According to AMD OpenCL Programming Guide, CL_MEM_USE_HOST_PTR should cause pre-pinned memory and this is suppose to be efficient. I am testing the following on Tahiti (on a mobo with PCIe 2.x) However I am getting strange results.
I have 2 buffers created with CL_MEM_READ_ONLY | CL_MEM_USE_HOST_PTR , and 1 buffer is with CL_MEM_WRITE_ONLY | CL_MEM_USE_HOST_PTR each consist of a 15000x15000 float dense matrix. Totaling to a ~1.8GB. I am running clAmdBlasSgemm on these... then loading the result back to host memory. I am using enqeue write/read buffer commands,with blocking and also tried nonblocking.
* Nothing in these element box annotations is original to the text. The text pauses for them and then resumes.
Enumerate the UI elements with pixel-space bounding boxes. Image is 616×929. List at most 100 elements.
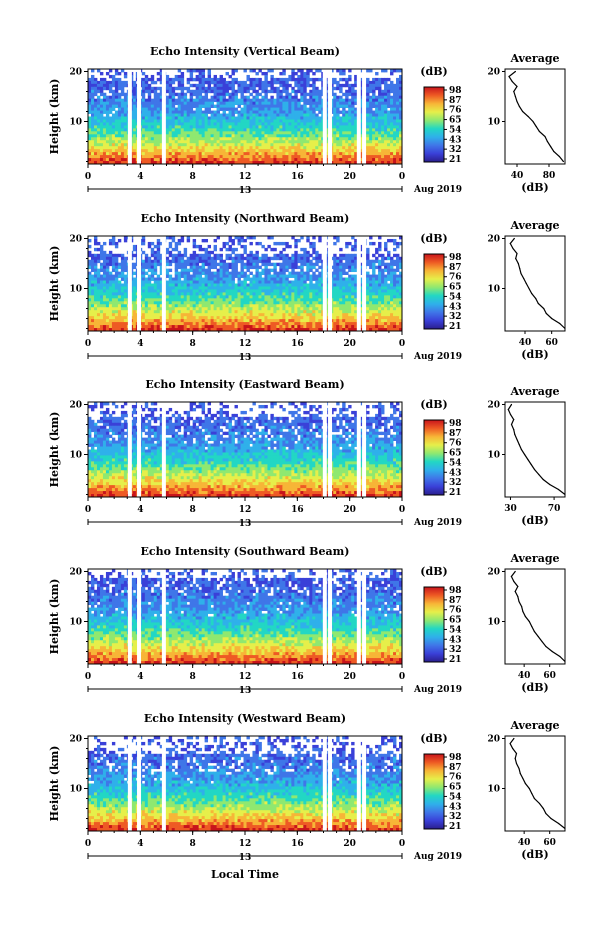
heatmap-cell — [351, 137, 354, 140]
heatmap-cell — [142, 90, 145, 93]
heatmap-cell — [196, 140, 199, 143]
heatmap-cell — [226, 143, 229, 146]
heatmap-cell — [339, 137, 342, 140]
heatmap-cell — [97, 278, 100, 281]
heatmap-cell — [261, 155, 264, 158]
heatmap-cell — [172, 304, 175, 307]
heatmap-cell — [154, 87, 157, 90]
heatmap-cell — [381, 149, 384, 152]
heatmap-cell — [118, 298, 121, 301]
heatmap-cell — [214, 96, 217, 99]
heatmap-cell — [312, 137, 315, 140]
heatmap-cell — [196, 119, 199, 122]
heatmap-cell — [166, 301, 169, 304]
heatmap-cell — [193, 93, 196, 96]
heatmap-cell — [276, 301, 279, 304]
heatmap-cell — [252, 266, 255, 269]
heatmap-cell — [211, 257, 214, 260]
heatmap-cell — [255, 254, 258, 257]
heatmap-cell — [226, 242, 229, 245]
heatmap-cell — [258, 152, 261, 155]
heatmap-cell — [255, 72, 258, 75]
heatmap-cell — [220, 254, 223, 257]
heatmap-cell — [297, 140, 300, 143]
heatmap-cell — [312, 236, 315, 239]
heatmap-cell — [270, 298, 273, 301]
heatmap-cell — [255, 155, 258, 158]
heatmap-cell — [238, 295, 241, 298]
heatmap-cell — [91, 111, 94, 114]
heatmap-cell — [306, 72, 309, 75]
heatmap-cell — [196, 146, 199, 149]
heatmap-cell — [172, 140, 175, 143]
heatmap-cell — [178, 260, 181, 263]
heatmap-cell — [175, 260, 178, 263]
average-point — [544, 136, 545, 137]
heatmap-cell — [157, 251, 160, 254]
heatmap-cell — [372, 122, 375, 125]
heatmap-cell — [244, 96, 247, 99]
heatmap-cell — [91, 278, 94, 281]
heatmap-cell — [303, 111, 306, 114]
heatmap-cell — [348, 69, 351, 72]
heatmap-cell — [306, 137, 309, 140]
heatmap-cell — [288, 111, 291, 114]
heatmap-cell — [387, 143, 390, 146]
heatmap-cell — [157, 292, 160, 295]
heatmap-cell — [336, 108, 339, 111]
heatmap-cell — [261, 281, 264, 284]
heatmap-cell — [390, 286, 393, 289]
heatmap-cell — [303, 257, 306, 260]
heatmap-cell — [178, 292, 181, 295]
heatmap-cell — [348, 295, 351, 298]
heatmap-cell — [312, 248, 315, 251]
heatmap-cell — [178, 143, 181, 146]
heatmap-cell — [249, 78, 252, 81]
heatmap-cell — [279, 84, 282, 87]
heatmap-cell — [366, 275, 369, 278]
heatmap-cell — [309, 78, 312, 81]
heatmap-cell — [103, 269, 106, 272]
heatmap-cell — [115, 143, 118, 146]
heatmap-cell — [196, 152, 199, 155]
heatmap-cell — [261, 158, 264, 161]
heatmap-cell — [151, 292, 154, 295]
heatmap-cell — [220, 125, 223, 128]
heatmap-cell — [315, 102, 318, 105]
heatmap-cell — [247, 304, 250, 307]
heatmap-cell — [106, 99, 109, 102]
heatmap-cell — [214, 137, 217, 140]
heatmap-cell — [106, 292, 109, 295]
heatmap-cell — [220, 152, 223, 155]
heatmap-cell — [97, 69, 100, 72]
heatmap-cell — [121, 125, 124, 128]
heatmap-cell — [148, 105, 151, 108]
heatmap-cell — [393, 295, 396, 298]
heatmap-cell — [285, 105, 288, 108]
heatmap-cell — [235, 149, 238, 152]
heatmap-cell — [205, 114, 208, 117]
heatmap-cell — [106, 72, 109, 75]
heatmap-cell — [375, 119, 378, 122]
heatmap-cell — [196, 87, 199, 90]
heatmap-cell — [318, 236, 321, 239]
heatmap-cell — [387, 257, 390, 260]
heatmap-cell — [235, 284, 238, 287]
heatmap-cell — [255, 128, 258, 131]
heatmap-cell — [252, 143, 255, 146]
heatmap-cell — [169, 251, 172, 254]
heatmap-cell — [393, 146, 396, 149]
heatmap-cell — [157, 117, 160, 120]
heatmap-cell — [109, 263, 112, 266]
heatmap-cell — [178, 69, 181, 72]
heatmap-cell — [112, 143, 115, 146]
heatmap-cell — [366, 93, 369, 96]
heatmap-cell — [294, 96, 297, 99]
heatmap-cell — [205, 119, 208, 122]
heatmap-cell — [157, 158, 160, 161]
heatmap-cell — [303, 131, 306, 134]
heatmap-cell — [312, 105, 315, 108]
heatmap-cell — [217, 134, 220, 137]
heatmap-cell — [190, 275, 193, 278]
heatmap-cell — [300, 281, 303, 284]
The result with events is: writing matrix1 0.1638seconds matrix2 0.1631seconds clAmdBlasSgemm 4.137 seconds 0.1448 seconds and according to my host code, it takes about 5.8 seconds to accomplish all these (wall time). If I change blocking to nonblocking but put clFinish after each operation, I get write 1.735 and 1598 seconds, sgemm, 4.138 seconds and read 0.1452 seconds. In either case these do not total up to 5.8 seconds.
If I get rid of CL_MEM_USE_HOST_PTR from objects then results are, writing (total) 0.3458 seconds, sgemm 4.137 seconds and reading 0.2411 seconds and wall time shows 4.9 seconds. I tried non_blocking read/write with clFinish() as well and got exactly same results from events.
So, without CL_MEM_USE_HOST_PTR, things go much quicker??? Is there a mistake in the manual???
I also tried the SDK BufferBandwidth example and this does not use HOST_PTR either...
$ ./BufferBandwidth -t 4
Device 0 Tahiti
GPU work items: 32768
Buffer size: 33554432
CPU workers: 1
Timing loops: 20
Kernel loops: 1
AVERAGES (over loops 2 - 19, use -l for complete log)
PCIe B/W device->host: 0.005904 s 5.68 GB/s
PCIe B/W host->device: 0.005211 s 6.44 GB/s